Imports rose 10 per cent to US$107.2 billion ($128.2 billion), up from January's 8.3 per cent growth, trade data showed on Wednesday.
Exports rose 10.6 per cent to US$126.7b, more than double the previous month's 4.3 per cent expansion.
Growth was "much stronger than we had expected", said RBS economist Louis Kuijs in a report.
"This should make markets more relaxed about both global demand and demand in China's own economy."
Last year's economic growth of 7.7 per cent was stronger than the United States, Japan or Europe but tied 2012 for China's weakest annual performance since 1999.
Growth looks set to slow further this year.

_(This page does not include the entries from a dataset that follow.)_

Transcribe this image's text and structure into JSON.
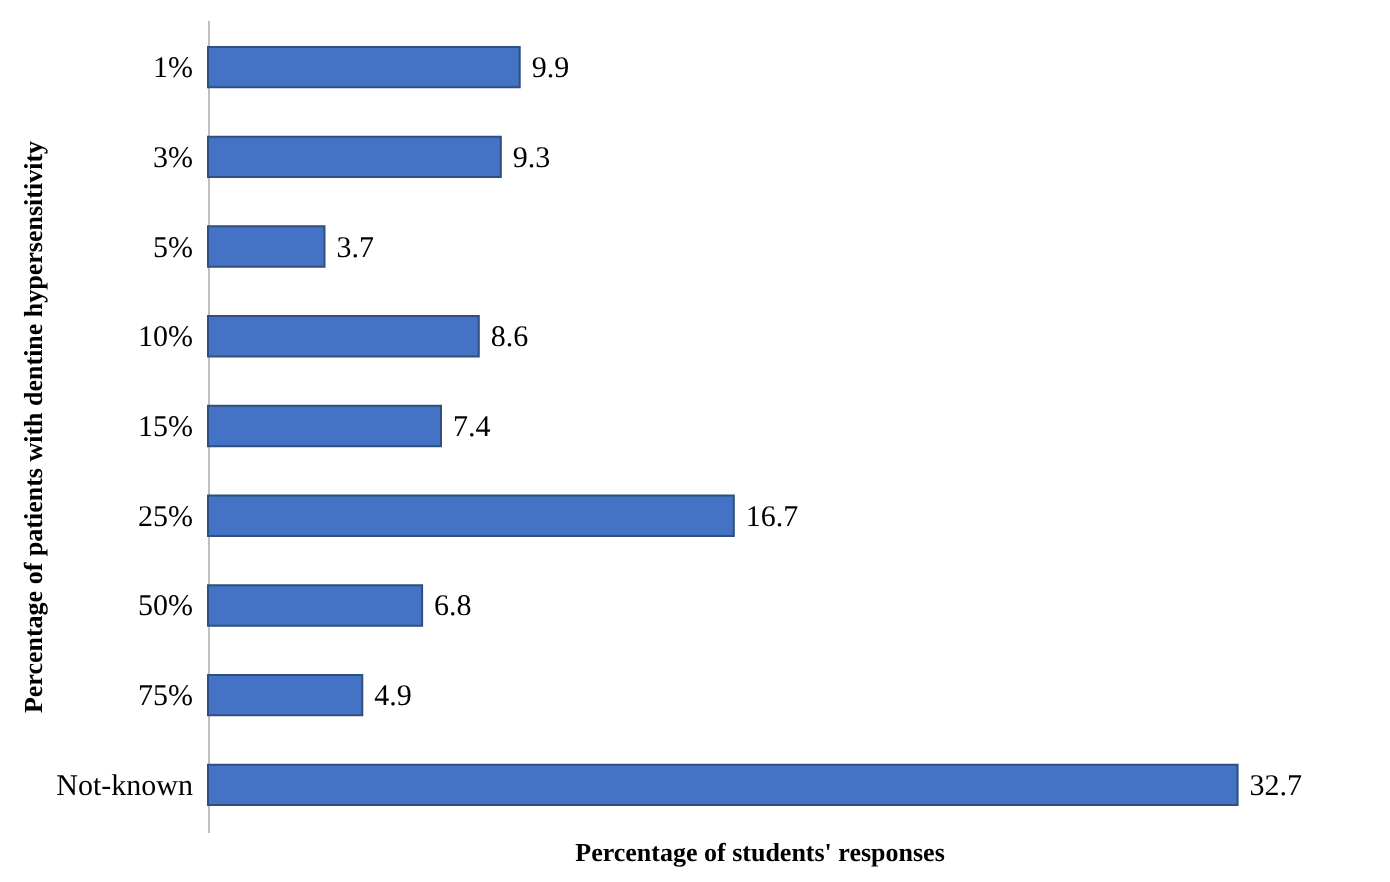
{
  "chart_data": {
    "type": "bar",
    "orientation": "horizontal",
    "xlabel": "Percentage of students' responses",
    "ylabel": "Percentage of patients with dentine hypersensitivity",
    "categories": [
      "1%",
      "3%",
      "5%",
      "10%",
      "15%",
      "25%",
      "50%",
      "75%",
      "Not-known"
    ],
    "values": [
      9.9,
      9.3,
      3.7,
      8.6,
      7.4,
      16.7,
      6.8,
      4.9,
      32.7
    ],
    "color": "#4472c4",
    "data_labels": true,
    "grid": false,
    "tick_labels": "y"
  }
}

That raises the risk of job losses and social tension, adding to pressure on communist leaders to shore up an expansion as they try to carry out sweeping promises of economic reforms.

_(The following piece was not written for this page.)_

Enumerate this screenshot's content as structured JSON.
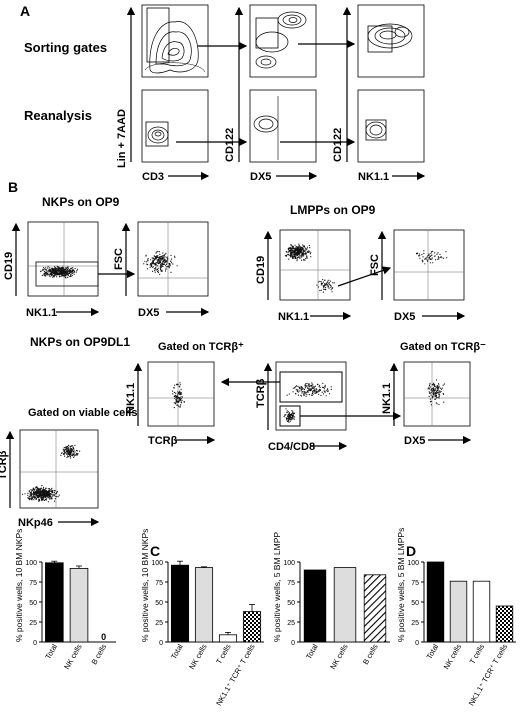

Stronger exports could help to ease concern about employment in industries that employ millions of workers.
That would reduce the need for a new economic stimulus, which would set back plans to reduce reliance on state-led investment.
China's trade figures early in the year are often volatile because companies rush to fill orders before shutting down for the Lunar New Year, which falls at different points in January or February each year.
This year's data were expected to be unusually weak because during the comparison period a year earlier exporters were believed to be inflating sales figures as an excuse to evade currency controls and bring extra money into China for investment.
"With these factors holding back export growth, the performance in January, at least first glance, looks even better than the headline expansion suggests," said Julian Evans-Pritchard of Capital Economics in a report.
The country's global trade surplus narrowed by 33 per cent compared with a year earlier to US$19.5b.
Its politically sensitive surplus with the United States fell 34 per cent to US$9.2b.
The surplus with the 27-nation European Union, China's biggest trading partner, narrowed by 25 per cent to US$9.2b.
A plunge in global demand for Chinese exports prompted Beijing to launch a mini-stimulus in mid-2013 based on higher spending on railway construction and other public works.
Growth accelerated from 7.5 per cent in April-June to 7.8 per cent the next quarter but eased slightly in the final quarter of 2013 as the effect of Beijing's spending faded.
Since then, Chinese leaders have said there is little that additional stimulus can do to spur growth and improvements will have to come from longer-term reforms.